The Commission on Human Rights on Tuesday welcomed the recommendation of the Presidential Communications Operations Office to the incoming secretary of the agency to retain President Rodrigo Duterte’s Executive Order No. 2 or Freedom of Information policy.
Acting deputy presidential spokesperson Undersecretary Kris Ablan said the Presidential Communications Group, consisting of agencies, such as the Philippine Information Agency, Philippine News Agency, Radio Philippines Network, People’s Television Network and Bureau Communications Office, have already prepared their transition report for the incoming officials for endorsement.
One initiative the CHR wishes the next administration would continue is the Freedom of Information program, which acts as a transparency mechanism of the executive branch.

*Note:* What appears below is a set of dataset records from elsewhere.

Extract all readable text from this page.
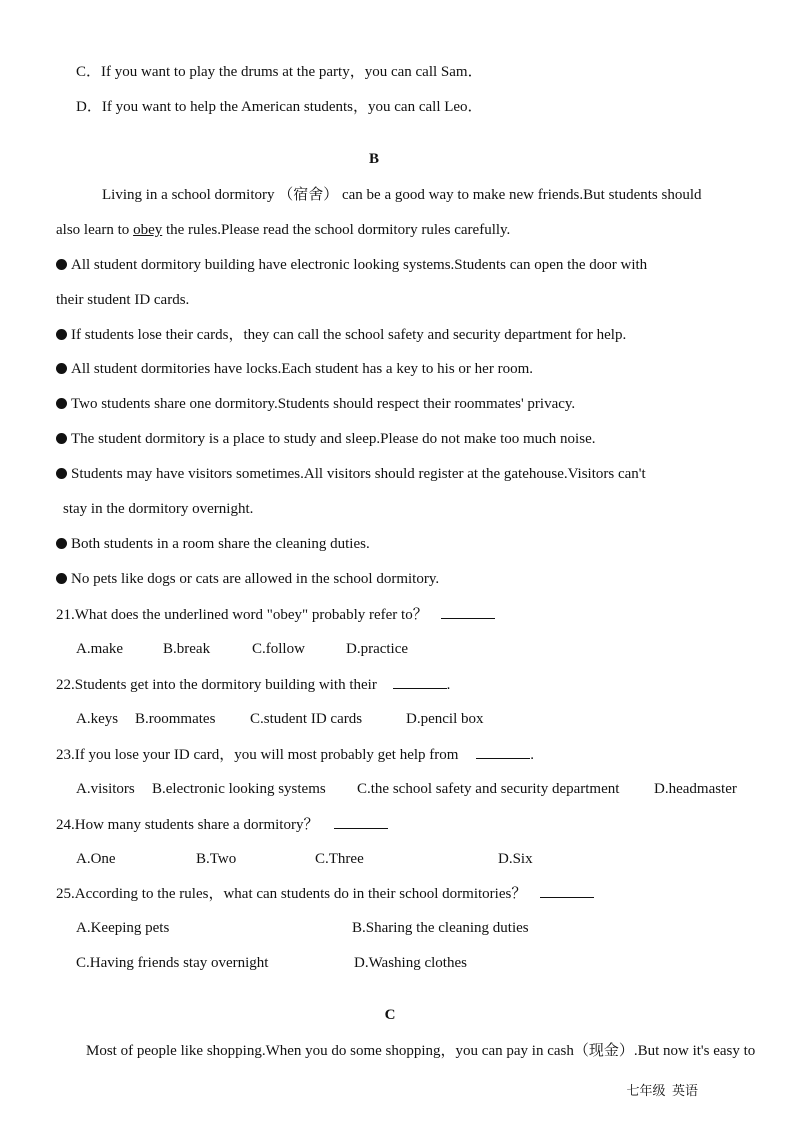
C．If you want to play the drums at the party，you can call Sam．
D．If you want to help the American students，you can call Leo．
B
Living in a school dormitory （宿舍） can be a good way to make new friends.But students should
also learn to obey the rules.Please read the school dormitory rules carefully.
All student dormitory building have electronic looking systems.Students can open the door with
their student ID cards.
If students lose their cards，they can call the school safety and security department for help.
All student dormitories have locks.Each student has a key to his or her room.
Two students share one dormitory.Students should respect their roommates' privacy.
The student dormitory is a place to study and sleep.Please do not make too much noise.
Students may have visitors sometimes.All visitors should register at the gatehouse.Visitors can't
stay in the dormitory overnight.
Both students in a room share the cleaning duties.
No pets like dogs or cats are allowed in the school dormitory.
21.What does the underlined word "obey" probably refer to？
A.make	B.break	C.follow	D.practice
22.Students get into the dormitory building with their	.
A.keys B.roommates C.student ID cards	D.pencil box
23.If you lose your ID card，you will most probably get help from	.
A.visitors B.electronic looking systems C.the school safety and security department D.headmaster
24.How many students share a dormitory？
A.One	B.Two	C.Three	D.Six
25.According to the rules，what can students do in their school dormitories？
A.Keeping pets	B.Sharing the cleaning duties
C.Having friends stay overnight	D.Washing clothes
C
Most of people like shopping.When you do some shopping，you can pay in cash（现金）.But now it's easy to
七年级 英语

It said the right to information as enshrined in Section 7, Article III of the Constitution states that citizens can have access to “official records, and to documents and papers pertaining to official acts, transactions or decisions as well as to government research data used as basis for policy development” on all subjects and issues of public concern.
Despite such a constitutional guarantee, there is a lack of enabling legislation to exercise this right, CHR executive director Jacqueline Ann de Guia said.

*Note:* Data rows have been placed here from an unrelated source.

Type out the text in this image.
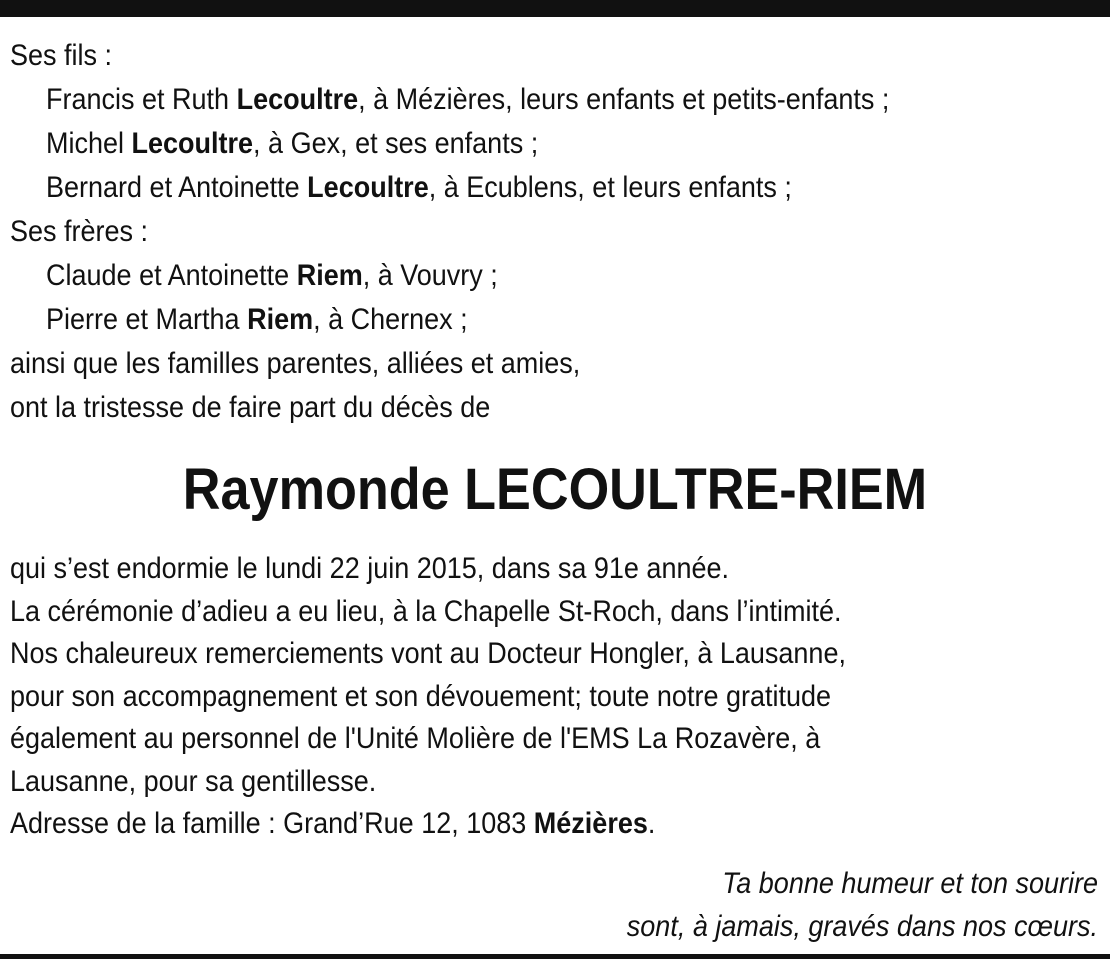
Ses fils :
Francis et Ruth Lecoultre, à Mézières, leurs enfants et petits-enfants ;
Michel Lecoultre, à Gex, et ses enfants ;
Bernard et Antoinette Lecoultre, à Ecublens, et leurs enfants ;
Ses frères :
Claude et Antoinette Riem, à Vouvry ;
Pierre et Martha Riem, à Chernex ;
ainsi que les familles parentes, alliées et amies,
ont la tristesse de faire part du décès de
Raymonde LECOULTRE-RIEM
qui s’est endormie le lundi 22 juin 2015, dans sa 91e année.
La cérémonie d’adieu a eu lieu, à la Chapelle St-Roch, dans l’intimité.
Nos chaleureux remerciements vont au Docteur Hongler, à Lausanne,
pour son accompagnement et son dévouement; toute notre gratitude
également au personnel de l'Unité Molière de l'EMS La Rozavère, à
Lausanne, pour sa gentillesse.
Adresse de la famille : Grand’Rue 12, 1083 Mézières.
Ta bonne humeur et ton sourire
sont, à jamais, gravés dans nos cœurs.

“The pronouncement made by President Duterte in 2016 was not only a clear recognition of this fundamental freedom, but also a promotion of an open and participatory government,” she added.
CHR joined the PCOO in the endorsement of this policy to the next administration. Freedom of information, as a demonstration of modern democracy, is imperative in the fulfillment of consonant rights – freedom of speech, of expression and of the press.
“CHR reminds our leaders that public trust is the cornerstone of our democracy,” De Guia said.
“We look forward to the continued crafting of measures that further government transparency. A push for this directly corresponds to countering corruption and advocating for public accountability,” she said.